The Irish Link (continued) 


During the three days we spent in Ballinasloe we spoke to many local people, and went to the local library to look for anything we could find about Clontuskert during the end of the 18th century.

We found that like England at that time, the majority of farms in Ireland were very small, around three or four hectares, and were farmed by tenant farmers, who rented them from the major landowner.

In England, the farms in the Teme valley were owned by the Earl of Dudley, and in the Ballinasloe area the major landowner was the Earl of Clancarty. (Irish name - Gortnahorna)

So James Rorke of 1760 to 1832 was a tenant farmer to the Earl of Clancarty, and this would explain why most of James's sons emigrated when they did.
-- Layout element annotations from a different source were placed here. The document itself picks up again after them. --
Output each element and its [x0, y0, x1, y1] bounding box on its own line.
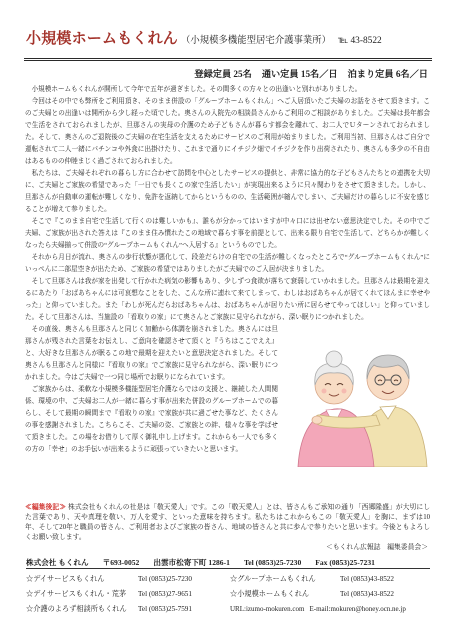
article-paragraph: そこで『このまま自宅で生活して行くのは難しいかも』、誰もが分かってはいますが中々口には出せない意思決定でした。その中でご夫婦、ご家族が出された答えは『このまま住み慣れたこの地域で暮らす事を前提として、出来る限り自宅で生活して、どちらかが難しくなったら夫婦揃って併設の“グループホームもくれん”へ入居する』というものでした。	[25, 218, 430, 249]
registered-capacity: 登録定員 25名	[194, 69, 252, 79]
article-paragraph: その直後、奥さんも旦那さんと同じく加齢から体調を崩されました。奥さんには旦那さんが残された言葉をお伝えし、ご意向を確認させて頂くと『うちはここでええ』と、大好きな旦那さんが眠るこの地で最期を迎えたいと意思決定されました。そして奥さんも旦那さんと同様に『看取りの家』でご家族に見守られながら、深い眠りにつかれました。今はご夫婦で一つ同じ場所でお眠りになられています。	[25, 326, 278, 381]
woman-hair-bun	[326, 351, 342, 367]
woman-cheek-left	[322, 389, 327, 394]
facility-tel: Tel (0853)43-8522	[340, 574, 394, 583]
article-paragraph: 今回はその中でも弊所をご利用頂き、そのまま併設の「グループホームもくれん」へご入居頂いたご夫婦のお話をさせて頂きます。このご夫婦との出逢いは開所から少し経った頃でした。奥さんの入院先の相談員さんからご利用のご相談がありました。ご夫婦は長年都会で生活をされておられましたが、旦那さんの実母の介護のため子どもさんが暮らす都会を離れて、お二人でＵターンされておられました。そして、奥さんのご退院後のご夫婦の在宅生活を支えるためにサービスのご利用が始まりました。ご利用当初、旦那さんはご自分で運転されて二人一緒にパチンコや外食に出掛けたり、これまで通りにイチジク畑でイチジクを作り出荷されたり、奥さんも多少の不自由はあるものの仲睦まじく過ごされておられました。	[25, 98, 430, 165]
header-phone: ℡ 43-8522	[338, 36, 382, 46]
facility-tel: Tel (0853)27-9651	[138, 589, 192, 598]
company-fax: Fax (0853)25-7231	[315, 557, 375, 567]
facility-directory	[26, 571, 430, 616]
facility-name: ☆介護のよろず相談所もくれん	[26, 604, 127, 613]
directory-row	[26, 571, 430, 586]
company-postal-code: 〒693-0052	[102, 557, 140, 567]
company-tel: Tel (0853)25-7230	[243, 557, 302, 567]
masthead	[26, 27, 430, 55]
editor-note-label: ≪編集後記≫	[25, 504, 66, 511]
couple-illustration	[284, 327, 430, 467]
title-divider	[24, 58, 432, 61]
directory-row	[26, 586, 430, 601]
facility-tel: Tel (0853)25-7230	[138, 574, 192, 583]
man-hand	[312, 416, 322, 424]
facility-name: ☆デイサービスもくれん	[26, 574, 105, 583]
woman-cheek-right	[342, 389, 347, 394]
elderly-couple-illustration	[284, 327, 430, 467]
facility-tel: Tel (0853)25-7591	[138, 604, 192, 613]
article-paragraph: 私たちは、ご夫婦それぞれの暮らし方に合わせて訪問を中心としたサービスの提供と、非常に協力的な子どもさんたちとの連携を大切に、ご夫婦とご家族の希望であった「一日でも長くこの家で生活したい」が実現出来るように只々関わりをさせて頂きました。しかし、旦那さんが自動車の運転が難しくなり、免許を返納してからというものの、生活範囲が縮んでしまい、ご夫婦だけの暮らしに不安を感じることが増えて参りました。	[25, 170, 430, 213]
article-paragraph: ご家族からは、柔軟な小規模多機能型居宅介護ならではの支援と、継続した人間関係、環境の中、ご夫婦お二人が一緒に暮らす事が出来た併設のグループホームでの暮らし、そして最期の瞬間まで『看取りの家』で家族が共に過ごせた事など、たくさんの事を感謝されました。こちらこそ、ご夫婦の姿、ご家族との絆、様々な事を学ばせて頂きました。この場をお借りして厚く御礼申し上げます。これからも一人でも多くの方の「幸せ」のお手伝いが出来るように頑張っていきたいと思います。	[25, 386, 278, 453]
overnight-capacity: 泊まり定員 6名／日	[347, 69, 428, 79]
facility-name: ☆デイサービスもくれん・荒茅	[26, 589, 127, 598]
company-address: 出雲市松寄下町 1286-1	[153, 557, 230, 567]
company-info	[26, 556, 430, 569]
email-address[interactable]: E-mail:mokuren@honey.ocn.ne.jp	[309, 604, 406, 613]
facility-type: （小規模多機能型居宅介護事業所）	[181, 36, 332, 46]
company-name: 株式会社 もくれん	[26, 557, 89, 567]
facility-tel: Tel (0853)43-8522	[340, 589, 394, 598]
article-paragraph: それから月日が流れ、奥さんの歩行状態が悪化して、段差だらけの自宅での生活が難しくなったところで“グループホームもくれん”にいっぺんに二部屋空きが出たため、ご家族の希望ではありましたがご夫婦でのご入居が決まりました。	[25, 254, 430, 273]
directory-row	[26, 601, 430, 616]
editor-note-signature: ＜もくれん広報誌 編集委員会＞	[326, 544, 428, 551]
day-capacity: 通い定員 15名／日	[261, 69, 338, 79]
editor-note	[25, 503, 430, 554]
facility-name: ☆小規模ホームもくれん	[230, 589, 310, 598]
capacity-line	[194, 66, 428, 80]
web-contact	[230, 605, 430, 613]
woman-figure	[298, 351, 374, 467]
editor-note-text: 株式会社もくれんの社是は「敬天愛人」です。この「敬天愛人」とは、皆さんもご承知の通り「西郷隆盛」が大切にした言葉であり、天や真理を敬い、万人を愛す、といった意味を持ちます。私たちはこれからもこの「敬天愛人」を胸に、まずは10年、そして20年と職員の皆さん、ご利用者およびご家族の皆さん、地域の皆さんと共に歩んで参りたいと思います。今後ともよろしくお願い致します。	[25, 504, 430, 541]
article-body	[25, 84, 430, 500]
article-paragraph: そして旦那さんは我が家を出発して行かれた病気の影響もあり、少しずつ食欲が落ちて衰弱していかれました。旦那さんは最期を迎えるにあたり「おばあちゃんには可哀想なことをした、こんな所に連れて来てしまって、わしはおばあちゃんが居てくれてほんまに幸せやった」と仰っていました。また「わしが死んだらおばあちゃんは、おばあちゃんが居りたい所に居らせてやってほしい」と仰っていました。そして旦那さんは、当施設の「看取りの家」にて奥さんとご家族に見守られながら、深い眠りにつかれました。	[25, 278, 430, 321]
website-url[interactable]: URL:izumo-mokuren.com	[230, 604, 305, 613]
page-title: 小規模ホームもくれん	[26, 31, 179, 47]
article-paragraph: 小規模ホームもくれんが開所して今年で五年が過ぎました。その間多くの方々との出逢いと別れがありました。	[31, 86, 362, 93]
facility-name: ☆グループホームもくれん	[230, 574, 316, 583]
editor-note-text-block	[25, 503, 430, 543]
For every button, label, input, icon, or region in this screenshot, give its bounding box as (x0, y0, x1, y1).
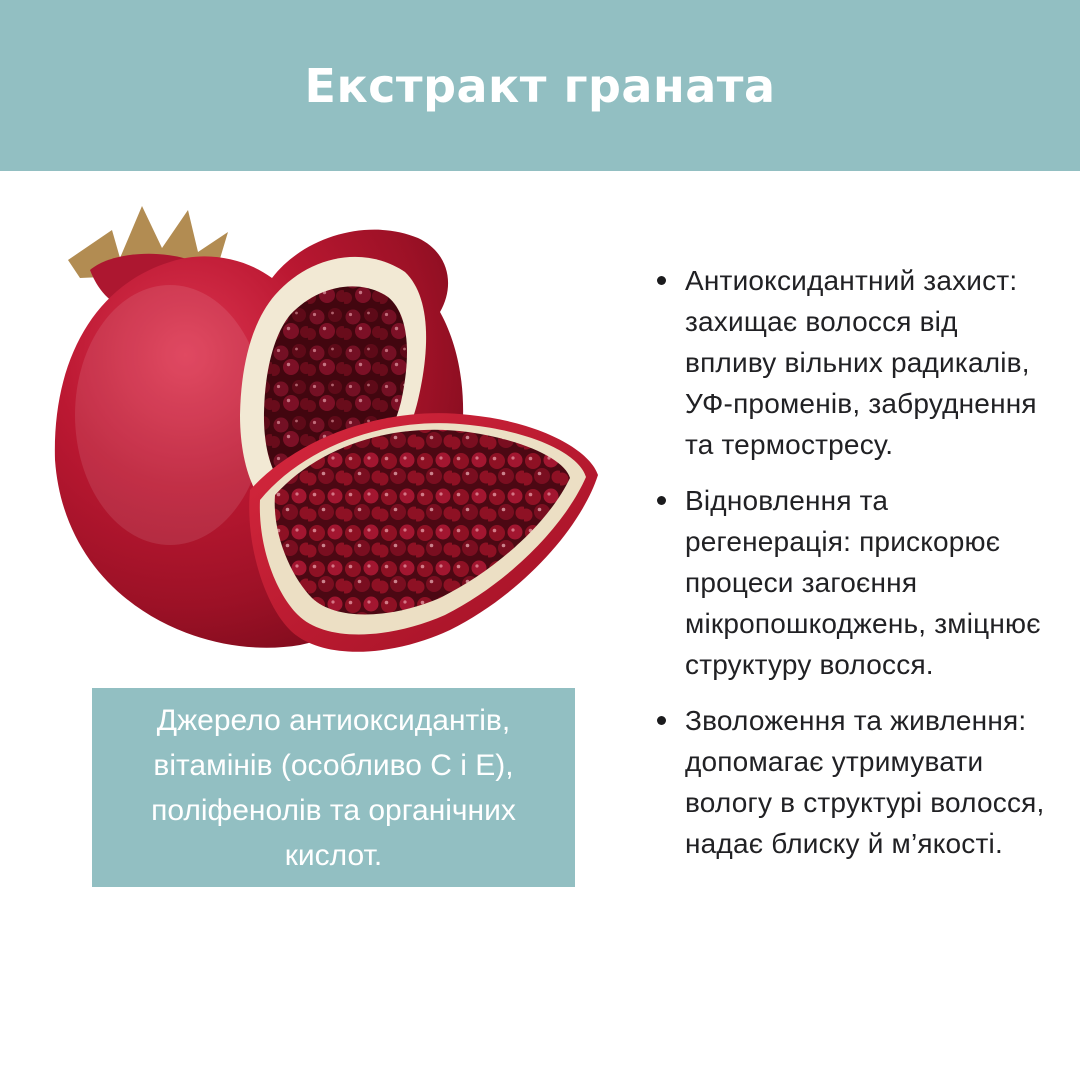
caption-text: Джерело антиоксидантів, вітамінів (особливо C і E), поліфенолів та органічних кислот. (151, 703, 516, 872)
bullet-text: Антиоксидантний захист: захищає волосся від впливу вільних радикалів, УФ-променів, забруднення та термостресу. (685, 265, 1037, 460)
bullet-icon (657, 716, 666, 725)
bullet-text: Зволоження та живлення: допомагає утримувати вологу в структурі волосся, надає блиску й м’якості. (685, 705, 1045, 859)
bullet-icon (657, 496, 666, 505)
caption-box (92, 688, 575, 887)
page-title: Екстракт граната (304, 58, 776, 113)
pomegranate-image (20, 200, 620, 680)
list-item (655, 480, 1047, 685)
bullet-icon (657, 276, 666, 285)
benefits-list (655, 260, 1047, 879)
pomegranate-illustration (20, 200, 620, 680)
header-band (0, 0, 1080, 171)
list-item (655, 700, 1047, 864)
bullet-text: Відновлення та регенерація: прискорює процеси загоєння мікропошкоджень, зміцнює структуру волосся. (685, 485, 1041, 680)
list-item (655, 260, 1047, 465)
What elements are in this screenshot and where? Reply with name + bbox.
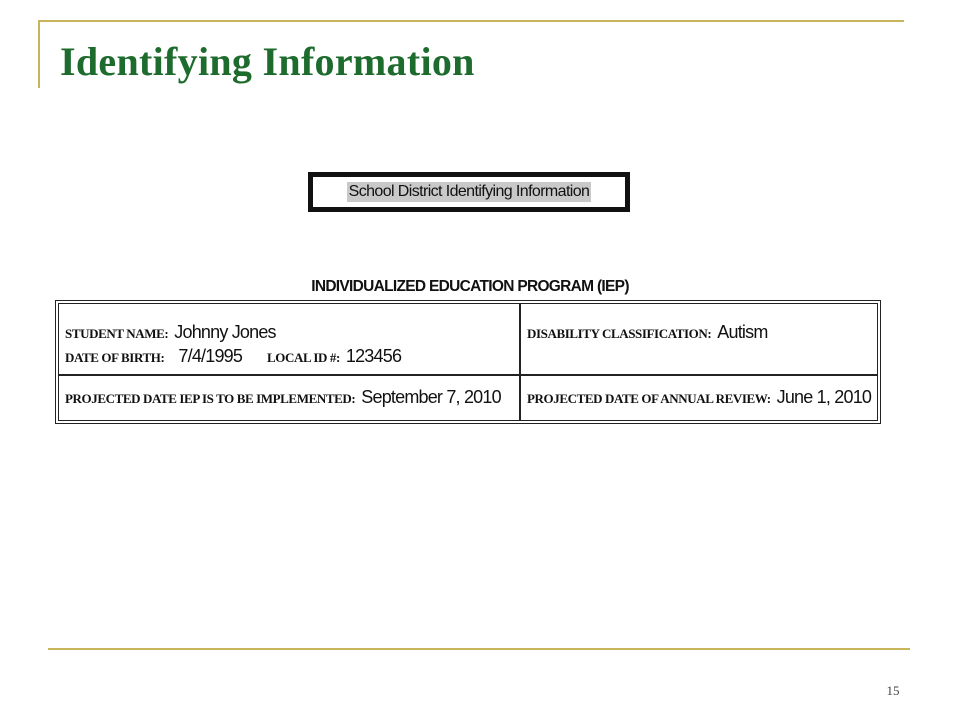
- annual-review-value: June 1, 2010: [776, 387, 872, 407]
- annual-review-field: [527, 387, 871, 408]
- slide-title: Identifying Information: [60, 39, 475, 84]
- iep-form-table: [55, 300, 881, 424]
- implementation-date-value: September 7, 2010: [361, 387, 501, 407]
- local-id-value: 123456: [345, 346, 402, 366]
- disability-field: [527, 322, 768, 343]
- page-number: 15: [886, 683, 900, 698]
- bottom-rule: [48, 648, 910, 650]
- iep-heading: INDIVIDUALIZED EDUCATION PROGRAM (IEP): [311, 278, 629, 295]
- top-rule: [38, 20, 904, 22]
- date-of-birth-label: DATE OF BIRTH:: [65, 350, 165, 365]
- local-id-field: [267, 346, 401, 367]
- annual-review-label: PROJECTED DATE OF ANNUAL REVIEW:: [527, 391, 771, 406]
- implementation-date-cell: [59, 376, 521, 420]
- disability-cell: [521, 304, 877, 376]
- student-info-cell: [59, 304, 521, 376]
- student-name-field: [65, 322, 276, 343]
- date-of-birth-field: [65, 346, 242, 367]
- student-name-label: STUDENT NAME:: [65, 326, 169, 341]
- date-of-birth-value: 7/4/1995: [178, 346, 243, 366]
- left-rule: [38, 20, 40, 88]
- district-info-label: School District Identifying Information: [348, 183, 590, 200]
- district-info-box: [308, 172, 630, 212]
- disability-label: DISABILITY CLASSIFICATION:: [527, 326, 712, 341]
- implementation-date-field: [65, 387, 501, 408]
- disability-value: Autism: [717, 322, 768, 342]
- local-id-label: LOCAL ID #:: [267, 350, 340, 365]
- implementation-date-label: PROJECTED DATE IEP IS TO BE IMPLEMENTED:: [65, 391, 356, 406]
- annual-review-cell: [521, 376, 877, 420]
- student-name-value: Johnny Jones: [174, 322, 276, 342]
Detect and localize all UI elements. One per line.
The family did not own the farm - and small as it was it could barely support one family - so there was nothing to keep them in Clontuskert, or even Ireland for that matter, as farming was a very hard life at the best of times, and for tenant farmers in poor growing seasons it was doubly so.

tiredaftercleaning2.jpg



Gravestone of James Rorke, 1760 - 1832, after cleaning on 18th October 2006.

 

There are some people who say that when a gravestone leans or topples over it is because those buried there have been forgotten.

This stone will not lean any further - James Rorke will no longer be forgotten.